Beautiful mountain scenery seems endless.  I kept 00hing and awing.

This view shows the Bay of Nicoya in the distance from my hotel room in Monteverde.  The following photos all show views in the mountains near this little remote town.  There is only one road in and out and it is not paved and it is narrow.  The town was originally settled by Quakers from Canada who still believe a paved road will ruin the peaceful lifestyle.  Both the Quakers and the town are famous for their cheese which was served both plain and fried for breakfast.

This area provides both zip lining and horseback riding for tourists.  I elected to ride.  However, these horses did not seem well fed and certainly did not want to go very fast.  Although I saw a lot of horses in Costa Rica, these were by far the thinest.

The guy who lead us did not ride one of these.  He was riding a fancy, prancing, grey Paso Fino.

Look closely and you can see someone zip lining across the forested canyon hundreds of feet below.

When I asked about this tree, I was told it is related to cacao, but not eaten, not by humans anyway.

We traveled down the mountain on another dirt road to visit this elementary school.  It housed grades 1-6 with one teacher who is also the principal.  The literacy rate in Costa Rica is 98.5.

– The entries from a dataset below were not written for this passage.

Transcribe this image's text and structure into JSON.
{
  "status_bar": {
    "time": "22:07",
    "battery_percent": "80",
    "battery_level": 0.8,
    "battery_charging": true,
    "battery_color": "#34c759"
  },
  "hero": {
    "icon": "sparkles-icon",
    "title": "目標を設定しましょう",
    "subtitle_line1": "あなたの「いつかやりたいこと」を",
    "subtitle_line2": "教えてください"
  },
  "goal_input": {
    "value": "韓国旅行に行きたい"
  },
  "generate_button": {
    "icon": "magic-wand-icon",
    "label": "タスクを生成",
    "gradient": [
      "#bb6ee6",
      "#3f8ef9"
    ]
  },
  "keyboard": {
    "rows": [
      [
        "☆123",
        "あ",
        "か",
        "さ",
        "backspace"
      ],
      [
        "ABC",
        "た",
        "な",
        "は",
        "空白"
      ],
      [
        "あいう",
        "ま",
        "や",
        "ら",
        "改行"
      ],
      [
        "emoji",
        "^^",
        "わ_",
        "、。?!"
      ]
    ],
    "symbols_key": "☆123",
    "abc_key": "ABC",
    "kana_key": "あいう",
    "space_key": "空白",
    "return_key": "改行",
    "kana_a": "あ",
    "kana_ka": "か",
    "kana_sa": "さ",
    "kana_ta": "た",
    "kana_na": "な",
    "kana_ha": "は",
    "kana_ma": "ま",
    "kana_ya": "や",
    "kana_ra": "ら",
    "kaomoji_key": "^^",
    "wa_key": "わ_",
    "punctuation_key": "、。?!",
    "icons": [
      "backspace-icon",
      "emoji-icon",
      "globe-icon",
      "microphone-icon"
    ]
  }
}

Playing soccer with the students.

A port on the Pacific on the way to the surfing town of Jaco.  Costa Rica exports many agricultural products from both its Pacific and Caribbean ports.  This includes bananas, pineapples, hearts of palms, and many tropical flowers.

While many beaches remain unsafe for swimming due to a strong undertow, the beaches at Manuel Antonio National Park are perfect.

To get into Manuel Antonio you have to walk and no parking exists really close.  Hiking out we crossed an area where the water rushed around our knees and the sign said, “No Swimming, Crocodiles”.

As a farmer, I like to look at and photograph crops.  With all the rain and heat, Costa Rica is the perfect climate for many tropical fruits and rice.  On the way back from Manuel Antonio we passed miles of rice fields and Aftican palms which produce palm oil.

Rice.

Coffee, the main export of Costa Rica.  In the highlands, coffee grows everywhere even along the berms in places so steep I wondered how the person picking the beans did not fall over.  Of course, I wondered the same thing about the dairy cattle grazing on the mountain slopes.

We did stop in Sarchi, the town famous for its furniture and oxcart industry.  Oxcarts remain the national symbol of Costa Rica.  Because of the mountainous terrain, when Costa Rican coffee initially became famous and its most successful crop, the only way to get the coffee to the coasts for export was to use oxcarts.

We spent very little time in cities.  However, as we left San Jose near the end of the trip and headed for the Caribbean side, I took some hurried photographs out the window.

My first and last hotel window view in San Jose included these stately coconut palms.